Viele Menschen verwechseln LED-Pixel mit LED-Kugeln, insbesondere wenn sie sich zum ersten Mal mit LED-Anzeigen beschäftigen. Bei der herkömmlichen LED-Anzeigentechnologie stehen die beiden Begriffe in engem Zusammenhang, sind jedoch nicht immer identisch. Mit der weiteren Entwicklung der LED-Verpackungstechnologie ist die Unterscheidung zunehmend differenzierter geworden.
Bei herkömmlichen DIP- oder SMD-LED-Anzeigen entspricht ein Pixel in der Regel einer einzelnen LED-Kugel oder einer einzelnen Pixel-Einheit, die aus mehreren RGB-Lichtquellen besteht.
Bei frühen monochromen oder zweifarbigen Bildschirmen konnte jede LED-Kugel nur eine Farbe wie Rot oder Grün abgeben. Daher kombinierten Hersteller mehrere farbige Kugeln, um ein einzelnes Pixel zu erzeugen, das in der Lage war, mehr Farben darzustellen.
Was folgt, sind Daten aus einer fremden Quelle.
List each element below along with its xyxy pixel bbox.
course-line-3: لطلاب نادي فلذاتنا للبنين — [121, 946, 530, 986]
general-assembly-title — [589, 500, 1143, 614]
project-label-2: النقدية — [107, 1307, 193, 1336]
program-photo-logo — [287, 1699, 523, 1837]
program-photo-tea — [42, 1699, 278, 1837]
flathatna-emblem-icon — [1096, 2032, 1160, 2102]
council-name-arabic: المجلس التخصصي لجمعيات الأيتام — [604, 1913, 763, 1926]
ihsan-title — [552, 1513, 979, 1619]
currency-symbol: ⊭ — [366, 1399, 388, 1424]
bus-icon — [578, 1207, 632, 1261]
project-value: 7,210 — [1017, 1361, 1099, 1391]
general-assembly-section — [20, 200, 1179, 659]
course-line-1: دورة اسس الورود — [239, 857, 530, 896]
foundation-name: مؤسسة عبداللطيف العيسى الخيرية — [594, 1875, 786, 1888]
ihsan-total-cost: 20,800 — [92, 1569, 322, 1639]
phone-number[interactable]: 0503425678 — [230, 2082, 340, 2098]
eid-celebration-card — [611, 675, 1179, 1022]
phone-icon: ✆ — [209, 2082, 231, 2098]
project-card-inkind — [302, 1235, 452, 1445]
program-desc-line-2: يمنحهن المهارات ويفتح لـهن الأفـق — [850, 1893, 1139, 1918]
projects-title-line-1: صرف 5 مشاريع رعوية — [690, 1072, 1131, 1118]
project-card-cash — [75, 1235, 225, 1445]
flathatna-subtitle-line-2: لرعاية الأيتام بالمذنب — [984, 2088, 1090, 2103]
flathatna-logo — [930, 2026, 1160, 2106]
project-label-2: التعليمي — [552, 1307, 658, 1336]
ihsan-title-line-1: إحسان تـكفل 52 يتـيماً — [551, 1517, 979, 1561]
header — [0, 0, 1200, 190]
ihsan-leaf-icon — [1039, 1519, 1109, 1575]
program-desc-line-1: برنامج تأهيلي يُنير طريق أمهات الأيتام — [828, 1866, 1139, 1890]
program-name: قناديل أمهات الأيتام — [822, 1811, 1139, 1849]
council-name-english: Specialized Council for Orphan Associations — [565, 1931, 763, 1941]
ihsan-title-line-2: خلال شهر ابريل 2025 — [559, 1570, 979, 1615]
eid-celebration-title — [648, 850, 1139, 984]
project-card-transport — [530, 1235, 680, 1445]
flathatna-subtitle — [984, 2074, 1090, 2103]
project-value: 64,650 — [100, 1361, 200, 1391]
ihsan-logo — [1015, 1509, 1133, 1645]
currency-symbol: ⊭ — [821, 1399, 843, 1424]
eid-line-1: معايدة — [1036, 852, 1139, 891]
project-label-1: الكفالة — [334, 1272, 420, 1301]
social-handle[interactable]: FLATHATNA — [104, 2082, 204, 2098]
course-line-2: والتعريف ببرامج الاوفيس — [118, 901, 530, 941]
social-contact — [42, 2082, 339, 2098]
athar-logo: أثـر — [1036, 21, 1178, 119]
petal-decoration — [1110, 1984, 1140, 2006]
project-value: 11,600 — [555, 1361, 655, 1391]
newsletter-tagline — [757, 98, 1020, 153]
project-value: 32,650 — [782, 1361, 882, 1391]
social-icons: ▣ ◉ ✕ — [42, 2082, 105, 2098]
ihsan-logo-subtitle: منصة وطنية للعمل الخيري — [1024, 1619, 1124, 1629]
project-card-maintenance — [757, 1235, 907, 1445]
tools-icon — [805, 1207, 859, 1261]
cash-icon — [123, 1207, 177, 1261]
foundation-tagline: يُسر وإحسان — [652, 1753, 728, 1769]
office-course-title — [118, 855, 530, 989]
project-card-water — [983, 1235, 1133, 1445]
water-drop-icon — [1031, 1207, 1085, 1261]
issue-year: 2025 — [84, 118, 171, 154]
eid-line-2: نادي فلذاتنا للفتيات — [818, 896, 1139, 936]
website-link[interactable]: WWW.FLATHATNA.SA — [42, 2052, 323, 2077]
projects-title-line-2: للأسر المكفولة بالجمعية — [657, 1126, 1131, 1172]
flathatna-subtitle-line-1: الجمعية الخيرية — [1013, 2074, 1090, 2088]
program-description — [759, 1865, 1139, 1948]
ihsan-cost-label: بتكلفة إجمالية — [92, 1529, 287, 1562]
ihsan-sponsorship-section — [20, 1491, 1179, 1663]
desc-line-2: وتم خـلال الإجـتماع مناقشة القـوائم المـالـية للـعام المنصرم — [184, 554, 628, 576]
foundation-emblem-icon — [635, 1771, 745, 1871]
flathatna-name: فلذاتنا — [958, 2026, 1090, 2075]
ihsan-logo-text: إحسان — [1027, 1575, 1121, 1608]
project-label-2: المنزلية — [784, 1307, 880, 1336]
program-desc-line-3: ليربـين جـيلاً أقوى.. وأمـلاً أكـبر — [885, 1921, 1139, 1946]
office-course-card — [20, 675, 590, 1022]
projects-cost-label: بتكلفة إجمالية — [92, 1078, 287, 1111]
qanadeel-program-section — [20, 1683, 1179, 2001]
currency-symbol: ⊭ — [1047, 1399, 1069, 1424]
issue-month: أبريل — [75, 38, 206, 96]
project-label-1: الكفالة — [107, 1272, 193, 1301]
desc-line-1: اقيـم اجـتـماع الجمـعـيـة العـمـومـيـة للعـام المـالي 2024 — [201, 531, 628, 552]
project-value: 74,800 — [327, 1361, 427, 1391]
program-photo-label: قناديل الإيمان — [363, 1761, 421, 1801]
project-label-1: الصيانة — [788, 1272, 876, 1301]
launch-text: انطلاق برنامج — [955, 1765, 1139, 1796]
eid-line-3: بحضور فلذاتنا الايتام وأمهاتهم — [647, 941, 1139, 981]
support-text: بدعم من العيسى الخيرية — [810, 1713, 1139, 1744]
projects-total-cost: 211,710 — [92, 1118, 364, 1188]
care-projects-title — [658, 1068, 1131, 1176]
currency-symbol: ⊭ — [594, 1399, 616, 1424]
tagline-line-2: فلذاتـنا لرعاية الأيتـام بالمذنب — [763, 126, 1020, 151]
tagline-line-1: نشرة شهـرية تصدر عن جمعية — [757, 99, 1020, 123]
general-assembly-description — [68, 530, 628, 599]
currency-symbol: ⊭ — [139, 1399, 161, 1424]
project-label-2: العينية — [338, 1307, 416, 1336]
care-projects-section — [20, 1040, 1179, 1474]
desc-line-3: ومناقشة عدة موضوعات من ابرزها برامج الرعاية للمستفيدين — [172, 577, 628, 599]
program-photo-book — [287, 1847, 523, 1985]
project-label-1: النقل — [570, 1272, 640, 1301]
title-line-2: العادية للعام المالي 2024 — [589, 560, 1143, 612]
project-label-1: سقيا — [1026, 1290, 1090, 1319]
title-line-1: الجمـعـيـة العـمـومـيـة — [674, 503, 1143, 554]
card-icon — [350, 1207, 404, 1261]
Bei modernen Vollfarb-LED-Anzeigen – insbesondere bei Außen-SMD-Bildschirmen und Innen-Feinpitch-Anzeigen – entspricht ein Pixel im Allgemeinen einem einzelnen LED-Gehäuse. Innerhalb dieses Gehäuses integrieren die Hersteller rote, grüne und blaue (RGB) Chips zusammen. Dadurch kann das Pixel durch Farbmischung Vollfarbbilder erzeugen.
Mit COB und andere fortschrittliche Verpackungstechnologien montieren Hersteller die LED-Chips direkt auf das Leiterplattensubstrat. In einigen Fällen arbeiten mehrere Mikrochips gemeinsam, um ein Pixel zu bilden. Aufgrund dieser Struktur ist ein Pixel nicht mehr von einer herkömmlichen, eigenständigen LED-Perle abhängig.
Eine LED-Perle, auch LED-Chipgehäuse oder lichtemittierende Komponente genannt, ist ein kleines Halbleiterbauelement, das bei Stromversorgung Licht erzeugt. Hersteller verwenden typischerweise Materialien wie Gallium, Arsen und Phosphor zur Herstellung dieser Komponenten.
LED-Perlen weisen üblicherweise folgende Merkmale auf:
Befolgen Sie stets den korrekten Installationsprozess bei der Arbeit mit LED-Perlen. Obwohl eine professionelle Installation die besten Ergebnisse liefert, können Sie grundlegende Installationsschritte auch selbst durchführen, indem Sie die folgenden Schritte befolgen:
Die Auswahl geeigneter LED-Chips wirkt sich unmittelbar auf Qualität, Stabilität und Langzeit-Leistungsverhalten der Anzeige aus. Um spätere Probleme zu vermeiden und eine zuverlässige LED-Anzeige zu erhalten, achten Sie auf folgende Faktoren:
Untersuchen Sie die Lötstellen sorgfältig. Sauberes und solides Löten verbessert die Stabilität und verringert das Ausfallrisiko.
Wählen Sie LED-Chips mit stabilen und zuverlässigen Halbleiterchips. Hochwertige Chips tragen zur Aufrechterhaltung einer gleichmäßigen Helligkeit und einer längeren Lebensdauer bei.
Stellen Sie sicher, dass die LED-Oberfläche sauber und frei von Flecken, Staub oder Verunreinigungen bleibt, da Kontaminationen die Anzeigeleistung beeinträchtigen können.
Drücken Sie vorsichtig auf die LED-Chip-Kapsel, um die Haftfestigkeit des Klebstoffs zu bewerten. Ein minderwertiger Klebstoff kann im Laufe der Zeit leicht reißen oder verformen.
Die Verpackungstechnologie spielt eine entscheidende Rolle für Leistung, Haltbarkeit und visuelle Qualität von LEDs. Fortschrittliche Verpackungslösungen bieten in der Regel einen besseren Schutz, einen höheren Kontrast und eine effizientere Wärmeableitung.
Kaufen Sie LED-Komponenten stets von zuverlässigen und erfahrenen Lieferanten. Ein vertrauenswürdiger Lieferant kann eine bessere Qualitätskontrolle, technischen Support und Produktkonsistenz gewährleisten.